Empathy, A Whole New World
My whole approach towards these flowers had changed. I no longer feared the worst. In fact, I was just happy they provided more beauty to the world, a world full of suffering and strife. This realization stopped me from researching them more. I was still sleepless, but not because I was depressed. Rather, I was manic. I wanted to take on all of the earth’s problems, and this passion soon transformed into guilt. My privilege swallowed me whole and I forgot about myself.
This new world was vast, cruel, and subtle. It required hard self-analysis and mental work, but it also required self-love. I needed a sense of balance in my life. I had become too self absorbed in my quest for empathy. It seems ironic as I write this now, but it was real; it was painfully real.
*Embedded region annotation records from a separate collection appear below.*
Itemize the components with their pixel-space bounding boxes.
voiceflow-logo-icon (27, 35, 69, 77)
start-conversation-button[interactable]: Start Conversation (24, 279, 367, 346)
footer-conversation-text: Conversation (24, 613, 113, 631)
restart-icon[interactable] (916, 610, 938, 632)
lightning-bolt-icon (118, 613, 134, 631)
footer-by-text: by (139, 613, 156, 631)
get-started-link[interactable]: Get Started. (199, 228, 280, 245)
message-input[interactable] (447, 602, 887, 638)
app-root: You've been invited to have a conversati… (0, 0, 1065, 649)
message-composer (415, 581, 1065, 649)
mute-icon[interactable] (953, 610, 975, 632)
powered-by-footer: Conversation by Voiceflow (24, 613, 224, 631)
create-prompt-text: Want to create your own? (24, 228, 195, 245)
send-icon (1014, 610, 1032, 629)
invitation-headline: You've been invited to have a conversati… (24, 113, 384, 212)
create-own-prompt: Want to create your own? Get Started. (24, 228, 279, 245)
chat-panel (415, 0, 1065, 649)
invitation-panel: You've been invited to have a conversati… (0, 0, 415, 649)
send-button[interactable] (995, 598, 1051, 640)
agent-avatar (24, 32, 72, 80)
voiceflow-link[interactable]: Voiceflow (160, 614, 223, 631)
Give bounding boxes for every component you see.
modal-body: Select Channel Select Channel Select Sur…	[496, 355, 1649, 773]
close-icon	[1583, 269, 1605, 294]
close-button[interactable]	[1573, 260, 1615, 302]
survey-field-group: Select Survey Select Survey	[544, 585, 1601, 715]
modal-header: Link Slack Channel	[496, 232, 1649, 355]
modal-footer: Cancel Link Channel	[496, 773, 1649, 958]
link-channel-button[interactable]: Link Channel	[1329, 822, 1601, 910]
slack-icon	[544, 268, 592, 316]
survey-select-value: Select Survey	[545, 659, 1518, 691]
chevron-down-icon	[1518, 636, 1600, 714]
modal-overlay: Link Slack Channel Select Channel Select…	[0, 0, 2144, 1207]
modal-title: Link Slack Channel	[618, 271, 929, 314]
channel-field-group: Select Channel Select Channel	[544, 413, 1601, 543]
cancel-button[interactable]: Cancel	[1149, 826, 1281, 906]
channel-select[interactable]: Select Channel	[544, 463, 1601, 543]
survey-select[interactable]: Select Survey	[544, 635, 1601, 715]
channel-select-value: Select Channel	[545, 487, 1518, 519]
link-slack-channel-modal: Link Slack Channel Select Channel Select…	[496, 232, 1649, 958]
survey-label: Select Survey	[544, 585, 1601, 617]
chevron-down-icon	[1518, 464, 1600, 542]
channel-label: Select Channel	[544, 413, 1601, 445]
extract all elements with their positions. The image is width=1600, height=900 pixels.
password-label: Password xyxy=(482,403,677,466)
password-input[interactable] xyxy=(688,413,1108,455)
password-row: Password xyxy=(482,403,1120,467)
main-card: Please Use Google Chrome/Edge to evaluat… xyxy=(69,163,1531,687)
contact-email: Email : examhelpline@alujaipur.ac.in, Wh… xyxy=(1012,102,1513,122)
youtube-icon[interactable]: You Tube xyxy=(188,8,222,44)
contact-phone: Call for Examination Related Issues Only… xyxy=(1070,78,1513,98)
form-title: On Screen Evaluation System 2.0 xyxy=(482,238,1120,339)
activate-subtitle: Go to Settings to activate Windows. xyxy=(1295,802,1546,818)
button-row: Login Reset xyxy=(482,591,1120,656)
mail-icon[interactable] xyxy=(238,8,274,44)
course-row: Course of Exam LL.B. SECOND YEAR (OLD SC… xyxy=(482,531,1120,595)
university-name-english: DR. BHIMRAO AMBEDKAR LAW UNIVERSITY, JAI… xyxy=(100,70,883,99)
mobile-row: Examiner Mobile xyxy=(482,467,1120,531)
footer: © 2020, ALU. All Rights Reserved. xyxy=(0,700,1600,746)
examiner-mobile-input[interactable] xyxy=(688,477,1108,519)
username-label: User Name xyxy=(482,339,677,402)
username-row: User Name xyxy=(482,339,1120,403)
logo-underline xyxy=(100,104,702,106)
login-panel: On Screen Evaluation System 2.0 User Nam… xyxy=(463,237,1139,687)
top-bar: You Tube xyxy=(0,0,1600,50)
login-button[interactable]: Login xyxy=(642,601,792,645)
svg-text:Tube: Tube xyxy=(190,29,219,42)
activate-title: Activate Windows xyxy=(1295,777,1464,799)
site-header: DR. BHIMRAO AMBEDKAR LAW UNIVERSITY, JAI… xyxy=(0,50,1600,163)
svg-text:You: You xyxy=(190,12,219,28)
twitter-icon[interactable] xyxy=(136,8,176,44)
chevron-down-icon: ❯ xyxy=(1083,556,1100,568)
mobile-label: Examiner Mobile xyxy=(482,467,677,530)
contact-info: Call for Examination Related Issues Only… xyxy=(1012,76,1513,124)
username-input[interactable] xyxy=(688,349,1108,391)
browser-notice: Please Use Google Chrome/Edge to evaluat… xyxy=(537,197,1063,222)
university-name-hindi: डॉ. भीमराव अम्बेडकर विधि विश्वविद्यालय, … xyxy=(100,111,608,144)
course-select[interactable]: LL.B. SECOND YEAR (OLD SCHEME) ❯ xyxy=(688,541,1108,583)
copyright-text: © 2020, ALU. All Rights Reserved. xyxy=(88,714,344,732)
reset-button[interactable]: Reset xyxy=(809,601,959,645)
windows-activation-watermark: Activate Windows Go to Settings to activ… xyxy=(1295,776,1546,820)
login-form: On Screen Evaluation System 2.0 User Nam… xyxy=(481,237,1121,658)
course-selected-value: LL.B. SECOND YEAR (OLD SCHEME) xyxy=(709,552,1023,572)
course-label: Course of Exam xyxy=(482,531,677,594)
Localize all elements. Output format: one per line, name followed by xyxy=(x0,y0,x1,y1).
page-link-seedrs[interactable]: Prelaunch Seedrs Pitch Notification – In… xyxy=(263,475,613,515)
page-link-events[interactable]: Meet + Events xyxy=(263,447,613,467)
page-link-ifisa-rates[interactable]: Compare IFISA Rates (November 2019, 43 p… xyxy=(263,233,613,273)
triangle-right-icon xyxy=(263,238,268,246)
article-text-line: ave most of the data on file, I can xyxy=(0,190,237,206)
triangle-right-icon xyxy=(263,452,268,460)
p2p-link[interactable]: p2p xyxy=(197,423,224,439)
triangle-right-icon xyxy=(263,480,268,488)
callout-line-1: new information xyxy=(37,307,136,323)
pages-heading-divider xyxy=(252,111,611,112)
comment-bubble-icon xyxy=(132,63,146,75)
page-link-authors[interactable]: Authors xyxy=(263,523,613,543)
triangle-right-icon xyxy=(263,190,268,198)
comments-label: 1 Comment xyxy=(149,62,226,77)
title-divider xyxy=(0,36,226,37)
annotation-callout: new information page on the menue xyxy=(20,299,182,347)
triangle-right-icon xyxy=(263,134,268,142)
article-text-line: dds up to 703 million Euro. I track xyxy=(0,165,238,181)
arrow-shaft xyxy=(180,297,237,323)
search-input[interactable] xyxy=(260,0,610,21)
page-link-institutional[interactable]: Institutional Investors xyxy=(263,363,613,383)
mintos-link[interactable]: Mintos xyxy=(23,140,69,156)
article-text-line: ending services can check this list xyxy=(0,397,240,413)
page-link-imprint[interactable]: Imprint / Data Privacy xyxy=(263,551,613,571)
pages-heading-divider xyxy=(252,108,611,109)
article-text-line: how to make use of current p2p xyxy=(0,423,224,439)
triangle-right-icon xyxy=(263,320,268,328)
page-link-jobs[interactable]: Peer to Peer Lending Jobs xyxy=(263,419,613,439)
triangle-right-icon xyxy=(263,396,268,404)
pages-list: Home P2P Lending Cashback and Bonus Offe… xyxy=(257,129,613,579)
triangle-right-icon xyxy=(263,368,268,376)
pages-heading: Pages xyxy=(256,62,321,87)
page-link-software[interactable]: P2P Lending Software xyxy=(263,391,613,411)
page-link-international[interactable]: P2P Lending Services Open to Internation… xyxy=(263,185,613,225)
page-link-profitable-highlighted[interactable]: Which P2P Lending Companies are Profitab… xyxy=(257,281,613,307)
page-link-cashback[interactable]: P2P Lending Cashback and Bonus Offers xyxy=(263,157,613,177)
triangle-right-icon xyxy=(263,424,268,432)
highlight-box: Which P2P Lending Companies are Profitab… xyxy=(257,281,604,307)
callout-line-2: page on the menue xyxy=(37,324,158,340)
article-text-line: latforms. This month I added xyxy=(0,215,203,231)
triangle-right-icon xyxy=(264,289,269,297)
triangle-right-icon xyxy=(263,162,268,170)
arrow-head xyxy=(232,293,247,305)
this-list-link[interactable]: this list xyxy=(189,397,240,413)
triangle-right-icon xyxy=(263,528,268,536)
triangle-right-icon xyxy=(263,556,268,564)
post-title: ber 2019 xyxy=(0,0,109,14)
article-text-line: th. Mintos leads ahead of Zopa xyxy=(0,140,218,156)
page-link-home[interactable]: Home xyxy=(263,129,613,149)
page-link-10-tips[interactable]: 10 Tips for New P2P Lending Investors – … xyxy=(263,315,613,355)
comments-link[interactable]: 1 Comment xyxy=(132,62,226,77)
The resolution of this conflict came quickly and unexpectedly. It was in the form of a dream, in which I fought a newborn Phoenix for space in its nest, its ashes burning little patches of skin on my arms and legs. Just because I felt reborn didn’t mean I had the right to take its space. This is how the Phoenix lived, I was just a visitor. I awoke in cold sweats and it dawned on me: to be a true ally, I had to recognize the position I was in and be productive from that place, rather than take up space that wasn’t mine. I never covered myself in dirt, sugar, and water again, and I encourage you not to as well.
I guess this is my way of saying to you, the reader, that the flowers aren’t here to appease our palettes. So if we’re gonna keep eating them, we might as well acquire a taste, rather than expecting them to change for us.
As for their origins, a quick google search found that the Facilities Operations of Vassar (located at the Buildings & Grounds Service Center) are responsible for grounds maintenance, which I’m assuming includes the various flowers around campus. Actually, that makes total sense now that I think about it, huh.